The hours didn’t get any easier after Bridgeman began working for himself, after retiring at age 33 in 1987. Seizing on a love of hamburgers, Bridgeman bought five Milwaukee-area Wendy’s WEN -1.27% franchises. He insisted on working in every facet of the business, from flipping burgers to mopping the floors—to the point where it was often hard for an outsider to tell who was the boss. Once while working the line at a restaurant, he could feel a woman regarding him quizzically, as if trying to figure out where she knew him from. The next day, Bridgeman was listening to a local radio talk show when a caller broke in: “I was at Wendy’s, and I saw Junior Bridgeman working behind the counter,” the woman groused. “If that’s the best these ex-athletes can do …”
The truth was, even as the owner, Bridgeman was doing only modestly. His best store brought in $800,000 a year in sales; his worst, about $400,000. The baseline for a Wendy’s in the Milwaukee area was then about $850,000. “A lot of people may say the risk didn’t make a lot of sense,” he says, “but at that point you have to make it work anyway. Failure was not an option.”
The first step for the burgeoning franchisee was to reject the notion that Wendy’s burgers would sell themselves: It was up to people to sell them. So he hired better workers and empowered them. “What I tried to do was to get everybody to understand that we were a team,” he says. “We worked together as a team, we win as a team, and we lose as a team. Once everybody bought in and believed that we could be successful, it was amazing how quickly things started to improve.”

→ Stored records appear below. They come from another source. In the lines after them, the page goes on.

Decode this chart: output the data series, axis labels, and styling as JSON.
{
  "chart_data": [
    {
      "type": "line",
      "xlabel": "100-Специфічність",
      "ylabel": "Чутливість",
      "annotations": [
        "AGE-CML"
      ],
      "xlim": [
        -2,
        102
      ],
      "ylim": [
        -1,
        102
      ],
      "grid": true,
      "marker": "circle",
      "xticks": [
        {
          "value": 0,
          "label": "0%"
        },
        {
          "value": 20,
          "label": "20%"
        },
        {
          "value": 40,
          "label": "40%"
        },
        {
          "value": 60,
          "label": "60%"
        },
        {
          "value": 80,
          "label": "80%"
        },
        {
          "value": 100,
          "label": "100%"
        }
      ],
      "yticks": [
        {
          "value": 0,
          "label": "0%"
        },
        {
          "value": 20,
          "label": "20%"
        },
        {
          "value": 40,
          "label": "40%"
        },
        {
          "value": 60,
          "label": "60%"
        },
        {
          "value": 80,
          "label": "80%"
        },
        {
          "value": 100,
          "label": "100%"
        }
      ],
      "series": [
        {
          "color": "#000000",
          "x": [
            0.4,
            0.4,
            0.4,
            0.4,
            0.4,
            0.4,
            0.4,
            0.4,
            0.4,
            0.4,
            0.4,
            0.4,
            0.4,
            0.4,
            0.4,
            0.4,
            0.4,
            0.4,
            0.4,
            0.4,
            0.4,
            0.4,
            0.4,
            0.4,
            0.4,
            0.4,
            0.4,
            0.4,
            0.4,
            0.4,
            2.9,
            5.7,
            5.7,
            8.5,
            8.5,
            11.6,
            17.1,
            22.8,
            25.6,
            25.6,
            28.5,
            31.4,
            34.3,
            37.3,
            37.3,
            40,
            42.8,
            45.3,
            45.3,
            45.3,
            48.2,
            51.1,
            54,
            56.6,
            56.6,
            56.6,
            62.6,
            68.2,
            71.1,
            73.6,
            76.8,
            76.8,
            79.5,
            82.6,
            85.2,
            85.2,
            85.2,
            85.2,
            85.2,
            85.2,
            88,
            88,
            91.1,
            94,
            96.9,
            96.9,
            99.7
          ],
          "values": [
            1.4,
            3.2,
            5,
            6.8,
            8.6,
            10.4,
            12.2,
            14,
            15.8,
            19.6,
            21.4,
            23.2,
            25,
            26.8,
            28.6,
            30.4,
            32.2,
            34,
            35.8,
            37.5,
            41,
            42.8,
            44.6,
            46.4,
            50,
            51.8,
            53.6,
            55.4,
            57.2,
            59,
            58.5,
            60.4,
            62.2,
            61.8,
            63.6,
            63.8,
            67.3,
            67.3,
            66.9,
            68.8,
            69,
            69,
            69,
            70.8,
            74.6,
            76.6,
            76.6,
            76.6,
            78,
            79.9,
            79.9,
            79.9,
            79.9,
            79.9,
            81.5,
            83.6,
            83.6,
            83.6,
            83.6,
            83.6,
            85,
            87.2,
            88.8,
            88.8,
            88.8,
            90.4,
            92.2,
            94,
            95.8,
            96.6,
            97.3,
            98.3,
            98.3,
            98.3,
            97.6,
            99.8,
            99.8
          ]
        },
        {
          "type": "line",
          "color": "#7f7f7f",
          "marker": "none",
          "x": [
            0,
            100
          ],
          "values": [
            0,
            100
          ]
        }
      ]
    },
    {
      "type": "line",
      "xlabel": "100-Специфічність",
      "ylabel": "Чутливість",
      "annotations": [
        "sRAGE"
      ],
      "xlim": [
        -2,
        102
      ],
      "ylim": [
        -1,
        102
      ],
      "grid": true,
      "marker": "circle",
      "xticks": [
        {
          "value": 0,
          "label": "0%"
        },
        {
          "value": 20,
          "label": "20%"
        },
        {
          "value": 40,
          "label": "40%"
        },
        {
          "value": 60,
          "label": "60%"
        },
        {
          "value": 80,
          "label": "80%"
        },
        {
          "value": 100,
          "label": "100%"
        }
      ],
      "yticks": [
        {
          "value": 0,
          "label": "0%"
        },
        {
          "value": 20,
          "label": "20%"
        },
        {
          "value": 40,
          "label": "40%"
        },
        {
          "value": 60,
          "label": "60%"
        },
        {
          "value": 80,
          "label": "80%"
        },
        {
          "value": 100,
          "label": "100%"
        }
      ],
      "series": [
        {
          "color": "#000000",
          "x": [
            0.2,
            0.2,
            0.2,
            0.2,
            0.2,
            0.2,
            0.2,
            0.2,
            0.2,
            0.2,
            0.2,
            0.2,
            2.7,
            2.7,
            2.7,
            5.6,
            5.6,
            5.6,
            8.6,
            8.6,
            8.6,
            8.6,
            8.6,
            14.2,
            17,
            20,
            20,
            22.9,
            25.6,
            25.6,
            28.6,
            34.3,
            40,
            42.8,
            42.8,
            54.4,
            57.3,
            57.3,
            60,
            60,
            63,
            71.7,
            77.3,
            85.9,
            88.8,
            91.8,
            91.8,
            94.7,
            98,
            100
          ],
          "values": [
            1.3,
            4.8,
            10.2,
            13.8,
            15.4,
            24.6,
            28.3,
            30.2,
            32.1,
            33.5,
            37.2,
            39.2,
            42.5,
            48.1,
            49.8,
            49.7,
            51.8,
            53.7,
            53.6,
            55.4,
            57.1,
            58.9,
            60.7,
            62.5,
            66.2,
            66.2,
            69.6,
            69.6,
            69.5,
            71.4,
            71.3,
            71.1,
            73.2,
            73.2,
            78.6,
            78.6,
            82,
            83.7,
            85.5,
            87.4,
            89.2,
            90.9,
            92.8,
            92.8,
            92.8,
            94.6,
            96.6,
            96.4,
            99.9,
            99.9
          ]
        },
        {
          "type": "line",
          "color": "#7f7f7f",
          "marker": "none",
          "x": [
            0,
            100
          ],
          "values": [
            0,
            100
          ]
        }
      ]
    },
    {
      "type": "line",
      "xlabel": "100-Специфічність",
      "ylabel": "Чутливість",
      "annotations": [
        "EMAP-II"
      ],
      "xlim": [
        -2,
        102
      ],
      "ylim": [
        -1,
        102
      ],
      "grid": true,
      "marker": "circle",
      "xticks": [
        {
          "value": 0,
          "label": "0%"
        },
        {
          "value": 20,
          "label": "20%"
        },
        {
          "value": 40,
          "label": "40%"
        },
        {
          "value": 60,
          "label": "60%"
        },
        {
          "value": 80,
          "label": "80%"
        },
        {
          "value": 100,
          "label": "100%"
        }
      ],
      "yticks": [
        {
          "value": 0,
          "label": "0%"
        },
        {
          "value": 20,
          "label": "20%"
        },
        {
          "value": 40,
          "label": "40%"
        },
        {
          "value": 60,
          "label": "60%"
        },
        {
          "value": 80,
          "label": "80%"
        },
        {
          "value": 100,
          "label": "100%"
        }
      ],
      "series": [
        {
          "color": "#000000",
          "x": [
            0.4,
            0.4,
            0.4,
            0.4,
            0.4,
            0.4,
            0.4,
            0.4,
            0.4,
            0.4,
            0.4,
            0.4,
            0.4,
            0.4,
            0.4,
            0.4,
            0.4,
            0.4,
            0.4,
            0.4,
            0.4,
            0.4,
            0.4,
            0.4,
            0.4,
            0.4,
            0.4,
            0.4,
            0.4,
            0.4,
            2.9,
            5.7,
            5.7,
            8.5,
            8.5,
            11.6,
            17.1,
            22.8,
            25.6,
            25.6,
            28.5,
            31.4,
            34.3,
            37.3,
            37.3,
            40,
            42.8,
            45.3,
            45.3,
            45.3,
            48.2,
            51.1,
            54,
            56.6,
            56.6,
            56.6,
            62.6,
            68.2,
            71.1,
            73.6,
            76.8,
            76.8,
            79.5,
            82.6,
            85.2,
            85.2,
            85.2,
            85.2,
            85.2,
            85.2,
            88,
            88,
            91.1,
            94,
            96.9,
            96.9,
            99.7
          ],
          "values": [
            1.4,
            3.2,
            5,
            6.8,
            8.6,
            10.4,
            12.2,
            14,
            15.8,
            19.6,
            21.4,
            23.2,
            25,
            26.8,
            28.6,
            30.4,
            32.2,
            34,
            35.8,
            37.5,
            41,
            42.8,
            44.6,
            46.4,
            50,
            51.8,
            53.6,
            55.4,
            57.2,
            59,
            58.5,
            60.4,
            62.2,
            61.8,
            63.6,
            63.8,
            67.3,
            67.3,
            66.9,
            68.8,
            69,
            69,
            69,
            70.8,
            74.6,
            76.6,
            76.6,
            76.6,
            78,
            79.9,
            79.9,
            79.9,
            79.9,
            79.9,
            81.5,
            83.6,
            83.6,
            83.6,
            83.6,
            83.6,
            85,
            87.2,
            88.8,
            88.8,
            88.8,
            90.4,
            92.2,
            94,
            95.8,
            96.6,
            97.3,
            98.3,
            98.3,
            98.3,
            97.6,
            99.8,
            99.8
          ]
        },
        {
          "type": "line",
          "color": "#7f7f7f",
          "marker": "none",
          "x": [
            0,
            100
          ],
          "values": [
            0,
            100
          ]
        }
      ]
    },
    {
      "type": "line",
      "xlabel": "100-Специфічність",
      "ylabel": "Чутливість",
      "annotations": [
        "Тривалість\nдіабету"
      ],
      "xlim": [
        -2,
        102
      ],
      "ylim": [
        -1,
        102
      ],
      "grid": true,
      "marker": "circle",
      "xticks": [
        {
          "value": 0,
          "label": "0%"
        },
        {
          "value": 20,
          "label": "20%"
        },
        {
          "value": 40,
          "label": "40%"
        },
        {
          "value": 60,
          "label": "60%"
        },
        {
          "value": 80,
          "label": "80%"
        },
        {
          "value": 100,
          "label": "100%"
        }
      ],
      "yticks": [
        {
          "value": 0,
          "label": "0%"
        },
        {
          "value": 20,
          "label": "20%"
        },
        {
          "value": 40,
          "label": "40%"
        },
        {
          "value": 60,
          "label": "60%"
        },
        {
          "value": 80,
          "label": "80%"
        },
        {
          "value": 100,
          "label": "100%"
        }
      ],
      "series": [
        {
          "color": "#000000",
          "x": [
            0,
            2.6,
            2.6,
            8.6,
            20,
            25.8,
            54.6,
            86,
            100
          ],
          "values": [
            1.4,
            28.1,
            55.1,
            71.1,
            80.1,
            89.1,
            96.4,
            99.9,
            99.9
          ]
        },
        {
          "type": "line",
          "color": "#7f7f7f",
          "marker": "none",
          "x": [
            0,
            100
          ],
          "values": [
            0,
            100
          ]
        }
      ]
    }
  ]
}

Today those restaurants, which bring in more than $1.5 million of annual sales apiece, are at the heart of a 195-store portfolio—making Bridgeman’s private company, Bridgeman Foods, America’s second-largest Wendy’s franchise owner. (Bridgeman won’t discuss his profits.) He also owns 125 Chili’s restaurants, 45 Fannie May Chocolate stores, and scads of other retail franchises, most of them clustered in the upper Midwest, between corporate headquarters in Milwaukee and Louisville. His employee roster numbers 9,000 people. Estimates of his net worth range from $250 million to $400 million.
Bridgeman, meanwhile, has been an eager mentor to NBA players who express interest in putting some skin in a totally new game—teaming up last year, for example, with Pistons guard Chauncey Billups to buy 30 more Wendy’s restaurants in the St. Louis area.
For every player like Billups, though, there are several more who end up going broke within five years of retirement—tales that break Bridgeman’s heart. “Unless you grew up in a family where someone owned a business or you sat around the kitchen table talking about the business page—which 99.9% of the players didn’t—you have no idea what $10,000 or $100,000 can do or how long it really lasts,” he says.
After some 27 years in business, Junior Bridgeman can safely say he knows the answer to both.